Curran doesn’t make this case in the movie — and shows admirable restraint at not making it in ending title cards — but Chappaquiddick, in a way, made way for Donald Trump by ending any possibility of having another Kennedy in the White House. “I feel like, if Ted hadn’t had this accident,” he said, “it’s very likely that Ted would [have] become president in ’72, the war would’ve ended early, the southern strategy of the Republicans wouldn’t have taken root, and there wouldn’t have been Watergate. Who knows how the political climate would’ve evolved in the last half of the last century? So I think the accident is definitely worth looking at and talking about.”

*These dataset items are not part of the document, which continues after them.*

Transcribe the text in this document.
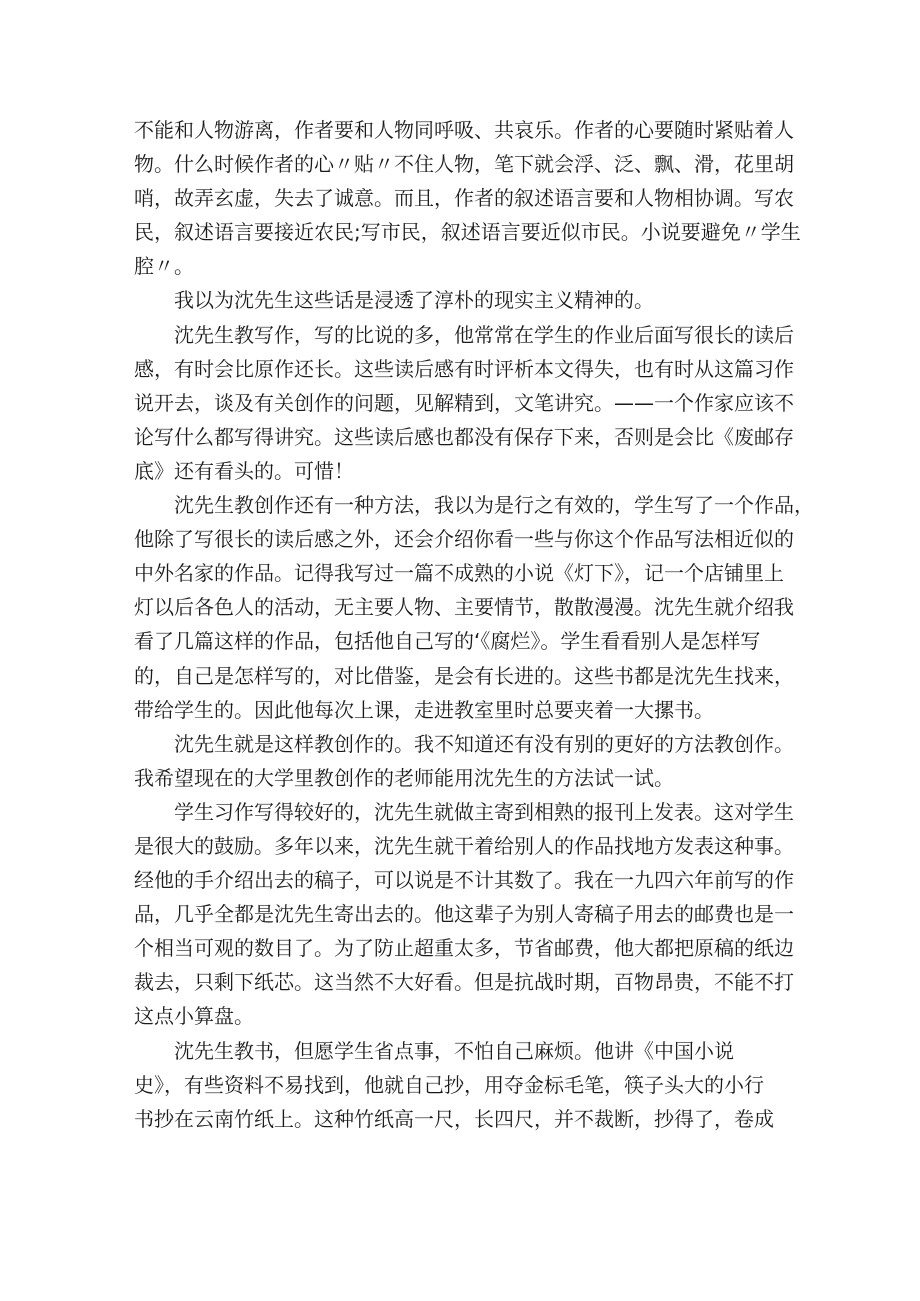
不能和人物游离，作者要和人物同呼吸、共哀乐。作者的心要随时紧贴着人
物。什么时候作者的心〃贴〃不住人物，笔下就会浮、泛、飘、滑，花里胡
哨，故弄玄虚，失去了诚意。而且，作者的叙述语言要和人物相协调。写农
民，叙述语言要接近农民;写市民，叙述语言要近似市民。小说要避免〃学生
腔〃。
我以为沈先生这些话是浸透了淳朴的现实主义精神的。
沈先生教写作，写的比说的多，他常常在学生的作业后面写很长的读后
感，有时会比原作还长。这些读后感有时评析本文得失，也有时从这篇习作
说开去，谈及有关创作的问题，见解精到，文笔讲究。——一个作家应该不
论写什么都写得讲究。这些读后感也都没有保存下来，否则是会比《废邮存
底》还有看头的。可惜！
沈先生教创作还有一种方法，我以为是行之有效的，学生写了一个作品，
他除了写很长的读后感之外，还会介绍你看一些与你这个作品写法相近似的
中外名家的作品。记得我写过一篇不成熟的小说《灯下》，记一个店铺里上
灯以后各色人的活动，无主要人物、主要情节，散散漫漫。沈先生就介绍我
看了几篇这样的作品，包括他自己写的‘《腐烂》。学生看看别人是怎样写
的，自己是怎样写的，对比借鉴，是会有长进的。这些书都是沈先生找来，
带给学生的。因此他每次上课，走进教室里时总要夹着一大摞书。
沈先生就是这样教创作的。我不知道还有没有别的更好的方法教创作。
我希望现在的大学里教创作的老师能用沈先生的方法试一试。
学生习作写得较好的，沈先生就做主寄到相熟的报刊上发表。这对学生
是很大的鼓励。多年以来，沈先生就干着给别人的作品找地方发表这种事。
经他的手介绍出去的稿子，可以说是不计其数了。我在一九四六年前写的作
品，几乎全都是沈先生寄出去的。他这辈子为别人寄稿子用去的邮费也是一
个相当可观的数目了。为了防止超重太多，节省邮费，他大都把原稿的纸边
裁去，只剩下纸芯。这当然不大好看。但是抗战时期，百物昂贵，不能不打
这点小算盘。
沈先生教书，但愿学生省点事，不怕自己麻烦。他讲《中国小说
史》，有些资料不易找到，他就自己抄，用夺金标毛笔，筷子头大的小行
书抄在云南竹纸上。这种竹纸高一尺，长四尺，并不裁断，抄得了，卷成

More dangerous, Clarke thinks, is the precedent it set — though of course this already existed, too — for powerful men to not have to face consequences. “I think it raises the question of, what if Bill Clinton had resigned?” he said. “Not to say he’s guilty, but what if he’d been a servant and said, ‘You know what, for the benefit of the country, and the Democratic party, and ending this gridlock, I’m going to let Al Gore run.’ Like you do in any other job, you recuse yourself.” Where would we be on the environment? On police reform? It’s easy to paint the GOP and Trump as evil, but with power comes corruption and cover-ups, no matter the side of the political aisle. “I think the Democratic Party also need to have a great look at themselves and who we worship and be honest about it,” said Clarke. “Not hide from the things we’ve done.” Among them, letting a 28-year-old named Mary Jo Kopechne die a horrible death trapped in a car in a river on an island off Massachusetts in 1969, and then spending 40 years not punishing, but electing and reelecting the man whose negligence had put her there.